To address the abovementioned problems, this study proposes a multiscale and multitask deep learning framework called MultiBuildNet for simultaneously performing the building detection, footprint segmentation, and edge extraction tasks. This framework is also integrated with a multiscale feature fusion network to combine features from different scales, aiming to improve the robustness of feature extraction against complex backgrounds. In addition, to minimize the loss function across the three tasks, this study introduces a multitask loss function that fully considers any deviations between the predicted values and true values in all three tasks to obtain the best training effect.

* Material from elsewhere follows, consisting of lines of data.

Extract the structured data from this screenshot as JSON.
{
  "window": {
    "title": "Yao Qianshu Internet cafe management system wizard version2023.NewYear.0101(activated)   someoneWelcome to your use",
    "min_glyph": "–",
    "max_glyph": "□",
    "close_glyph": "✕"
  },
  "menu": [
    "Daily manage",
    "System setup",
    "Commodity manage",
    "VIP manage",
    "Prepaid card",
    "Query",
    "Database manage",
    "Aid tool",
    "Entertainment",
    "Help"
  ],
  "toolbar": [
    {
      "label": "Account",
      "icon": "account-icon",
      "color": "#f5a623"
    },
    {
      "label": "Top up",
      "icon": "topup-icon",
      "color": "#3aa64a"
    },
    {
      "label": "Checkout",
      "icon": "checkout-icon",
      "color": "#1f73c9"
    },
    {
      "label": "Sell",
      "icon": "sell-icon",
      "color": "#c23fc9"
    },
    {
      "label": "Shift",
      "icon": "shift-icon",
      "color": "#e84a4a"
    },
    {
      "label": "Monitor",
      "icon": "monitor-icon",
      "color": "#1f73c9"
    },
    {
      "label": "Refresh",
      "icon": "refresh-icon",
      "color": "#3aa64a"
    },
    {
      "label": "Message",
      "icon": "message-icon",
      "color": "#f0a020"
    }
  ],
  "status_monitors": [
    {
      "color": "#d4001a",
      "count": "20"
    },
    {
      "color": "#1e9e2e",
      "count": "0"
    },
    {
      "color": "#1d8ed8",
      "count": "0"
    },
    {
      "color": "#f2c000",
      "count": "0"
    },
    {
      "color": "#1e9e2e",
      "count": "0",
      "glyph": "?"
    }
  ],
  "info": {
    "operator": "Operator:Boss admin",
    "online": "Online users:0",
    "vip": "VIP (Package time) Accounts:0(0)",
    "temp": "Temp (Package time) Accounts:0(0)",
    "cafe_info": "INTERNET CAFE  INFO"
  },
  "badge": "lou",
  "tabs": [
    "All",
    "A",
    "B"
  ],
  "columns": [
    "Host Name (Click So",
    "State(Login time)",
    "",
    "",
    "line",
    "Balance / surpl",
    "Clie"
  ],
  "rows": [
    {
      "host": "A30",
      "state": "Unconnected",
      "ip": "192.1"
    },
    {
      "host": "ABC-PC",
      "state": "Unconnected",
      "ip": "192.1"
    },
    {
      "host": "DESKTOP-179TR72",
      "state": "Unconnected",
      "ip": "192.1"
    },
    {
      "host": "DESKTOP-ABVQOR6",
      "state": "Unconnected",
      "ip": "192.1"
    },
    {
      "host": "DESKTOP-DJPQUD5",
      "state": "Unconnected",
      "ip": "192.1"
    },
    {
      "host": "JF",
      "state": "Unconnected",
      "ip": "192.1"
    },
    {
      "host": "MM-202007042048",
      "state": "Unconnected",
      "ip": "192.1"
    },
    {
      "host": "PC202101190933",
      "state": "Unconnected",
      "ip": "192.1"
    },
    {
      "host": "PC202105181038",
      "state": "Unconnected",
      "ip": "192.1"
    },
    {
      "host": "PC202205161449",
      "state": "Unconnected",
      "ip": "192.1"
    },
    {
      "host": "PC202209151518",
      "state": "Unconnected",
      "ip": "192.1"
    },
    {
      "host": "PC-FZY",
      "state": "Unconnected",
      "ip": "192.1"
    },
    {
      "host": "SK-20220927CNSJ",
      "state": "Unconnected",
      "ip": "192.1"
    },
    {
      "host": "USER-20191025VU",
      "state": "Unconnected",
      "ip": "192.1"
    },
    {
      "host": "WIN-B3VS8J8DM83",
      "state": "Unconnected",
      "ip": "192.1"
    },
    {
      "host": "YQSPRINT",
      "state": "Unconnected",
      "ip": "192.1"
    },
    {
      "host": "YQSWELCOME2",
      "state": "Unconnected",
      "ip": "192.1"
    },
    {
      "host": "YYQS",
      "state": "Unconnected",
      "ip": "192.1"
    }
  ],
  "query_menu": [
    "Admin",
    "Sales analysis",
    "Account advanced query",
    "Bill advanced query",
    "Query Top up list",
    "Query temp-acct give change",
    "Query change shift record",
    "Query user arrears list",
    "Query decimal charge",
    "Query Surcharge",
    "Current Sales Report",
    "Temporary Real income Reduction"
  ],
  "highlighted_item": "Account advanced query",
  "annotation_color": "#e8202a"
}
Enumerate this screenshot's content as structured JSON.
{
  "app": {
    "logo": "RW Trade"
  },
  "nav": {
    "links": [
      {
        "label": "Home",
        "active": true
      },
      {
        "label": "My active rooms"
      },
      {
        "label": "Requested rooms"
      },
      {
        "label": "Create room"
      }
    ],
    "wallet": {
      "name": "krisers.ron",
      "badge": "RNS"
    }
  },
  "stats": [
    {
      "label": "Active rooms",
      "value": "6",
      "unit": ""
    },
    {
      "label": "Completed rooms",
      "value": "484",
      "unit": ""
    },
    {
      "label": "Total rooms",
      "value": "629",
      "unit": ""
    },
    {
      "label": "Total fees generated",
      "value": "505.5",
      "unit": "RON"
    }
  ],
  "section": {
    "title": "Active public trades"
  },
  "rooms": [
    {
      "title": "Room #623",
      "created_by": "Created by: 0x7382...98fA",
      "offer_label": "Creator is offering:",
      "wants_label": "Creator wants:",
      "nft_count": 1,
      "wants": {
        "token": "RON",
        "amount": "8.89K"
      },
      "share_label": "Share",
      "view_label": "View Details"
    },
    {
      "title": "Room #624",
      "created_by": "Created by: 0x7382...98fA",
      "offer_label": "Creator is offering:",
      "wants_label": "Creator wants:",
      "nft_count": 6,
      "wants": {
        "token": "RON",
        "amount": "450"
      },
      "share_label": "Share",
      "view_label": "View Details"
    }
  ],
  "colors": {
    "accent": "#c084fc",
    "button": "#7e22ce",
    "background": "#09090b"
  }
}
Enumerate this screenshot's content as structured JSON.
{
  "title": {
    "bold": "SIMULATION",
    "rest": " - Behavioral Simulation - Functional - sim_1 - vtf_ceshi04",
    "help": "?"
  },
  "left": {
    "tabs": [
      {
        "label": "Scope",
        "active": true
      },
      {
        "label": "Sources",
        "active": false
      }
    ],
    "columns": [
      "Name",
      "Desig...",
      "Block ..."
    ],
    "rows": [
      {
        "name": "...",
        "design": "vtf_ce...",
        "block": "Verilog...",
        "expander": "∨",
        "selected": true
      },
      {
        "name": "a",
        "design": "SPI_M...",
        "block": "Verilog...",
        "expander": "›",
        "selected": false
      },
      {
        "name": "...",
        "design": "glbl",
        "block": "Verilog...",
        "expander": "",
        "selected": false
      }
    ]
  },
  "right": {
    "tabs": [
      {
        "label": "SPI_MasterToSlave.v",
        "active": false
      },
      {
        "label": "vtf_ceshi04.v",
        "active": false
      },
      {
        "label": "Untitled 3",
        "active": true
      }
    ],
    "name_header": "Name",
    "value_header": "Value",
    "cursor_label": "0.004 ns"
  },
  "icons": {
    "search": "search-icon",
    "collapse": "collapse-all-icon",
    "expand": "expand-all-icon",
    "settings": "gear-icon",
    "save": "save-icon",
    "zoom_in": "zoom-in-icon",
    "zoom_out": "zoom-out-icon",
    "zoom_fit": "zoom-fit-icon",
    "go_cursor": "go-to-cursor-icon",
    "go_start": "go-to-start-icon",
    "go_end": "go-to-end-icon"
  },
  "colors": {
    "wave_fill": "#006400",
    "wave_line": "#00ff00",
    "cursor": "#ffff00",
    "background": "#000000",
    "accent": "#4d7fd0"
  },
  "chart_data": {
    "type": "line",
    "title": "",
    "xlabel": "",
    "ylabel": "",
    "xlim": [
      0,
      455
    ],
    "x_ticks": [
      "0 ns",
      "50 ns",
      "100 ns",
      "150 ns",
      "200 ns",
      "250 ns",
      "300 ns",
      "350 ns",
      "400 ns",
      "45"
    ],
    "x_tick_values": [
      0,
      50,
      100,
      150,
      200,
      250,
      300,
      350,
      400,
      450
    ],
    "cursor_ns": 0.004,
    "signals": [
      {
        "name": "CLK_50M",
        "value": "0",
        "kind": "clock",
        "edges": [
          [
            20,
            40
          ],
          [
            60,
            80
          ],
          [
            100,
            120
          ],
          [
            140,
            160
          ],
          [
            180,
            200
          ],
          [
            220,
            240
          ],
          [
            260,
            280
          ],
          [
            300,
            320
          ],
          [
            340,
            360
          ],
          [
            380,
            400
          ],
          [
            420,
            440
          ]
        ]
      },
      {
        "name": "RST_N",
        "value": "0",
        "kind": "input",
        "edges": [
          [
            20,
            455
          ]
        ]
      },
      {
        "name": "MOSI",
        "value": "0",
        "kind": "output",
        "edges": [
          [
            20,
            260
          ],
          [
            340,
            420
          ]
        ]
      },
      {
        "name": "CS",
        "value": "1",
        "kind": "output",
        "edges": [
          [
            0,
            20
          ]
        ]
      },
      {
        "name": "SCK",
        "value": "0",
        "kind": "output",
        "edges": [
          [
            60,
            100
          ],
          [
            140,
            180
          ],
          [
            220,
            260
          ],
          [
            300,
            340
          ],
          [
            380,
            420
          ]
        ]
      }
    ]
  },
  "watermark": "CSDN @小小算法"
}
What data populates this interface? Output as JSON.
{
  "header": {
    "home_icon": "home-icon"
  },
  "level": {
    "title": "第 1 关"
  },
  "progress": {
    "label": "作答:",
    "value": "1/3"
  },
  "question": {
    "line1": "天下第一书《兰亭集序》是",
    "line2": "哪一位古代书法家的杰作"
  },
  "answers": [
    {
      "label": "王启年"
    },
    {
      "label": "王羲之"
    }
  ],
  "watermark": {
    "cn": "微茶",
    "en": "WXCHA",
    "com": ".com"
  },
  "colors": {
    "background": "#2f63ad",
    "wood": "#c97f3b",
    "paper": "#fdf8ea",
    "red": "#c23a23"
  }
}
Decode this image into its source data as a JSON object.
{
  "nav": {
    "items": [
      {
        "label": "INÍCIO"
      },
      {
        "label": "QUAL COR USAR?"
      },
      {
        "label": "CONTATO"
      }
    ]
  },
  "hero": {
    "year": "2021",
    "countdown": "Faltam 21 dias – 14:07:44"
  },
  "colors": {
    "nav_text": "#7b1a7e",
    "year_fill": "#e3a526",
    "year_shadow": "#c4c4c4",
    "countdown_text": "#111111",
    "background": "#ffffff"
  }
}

The main contributions of this study are as follows:
(1) An effective multiscale and multitask deep learning framework is designed that can simultaneously handle the three key tasks in building extraction: building detection, footprint segmentation, and edge extraction.
(2) A multitask loss function is introduced that can address the imbalances between positive and negative samples and among sample categories in the three tasks.
The remainder of this study is organized as follows. The proposed MultiBuildNet framework is introduced in detail in
Section 2. Then,
Section 3 describes experiments conducted with the proposed method on open-source building datasets and large-scale high-resolution remote sensing images and presents comparisons with other advanced building extraction methods. Ablation experiments conducted to compare the performances of multitask learning and single-task training in order to verify the effectiveness of multitask learning are also reported.
Section 4 discusses the performance improvements achieved by the MultiBuildNet framework compared with other deep learning methods as well as its limitations and prospects for future work. Finally, conclusions are presented in
Section 5.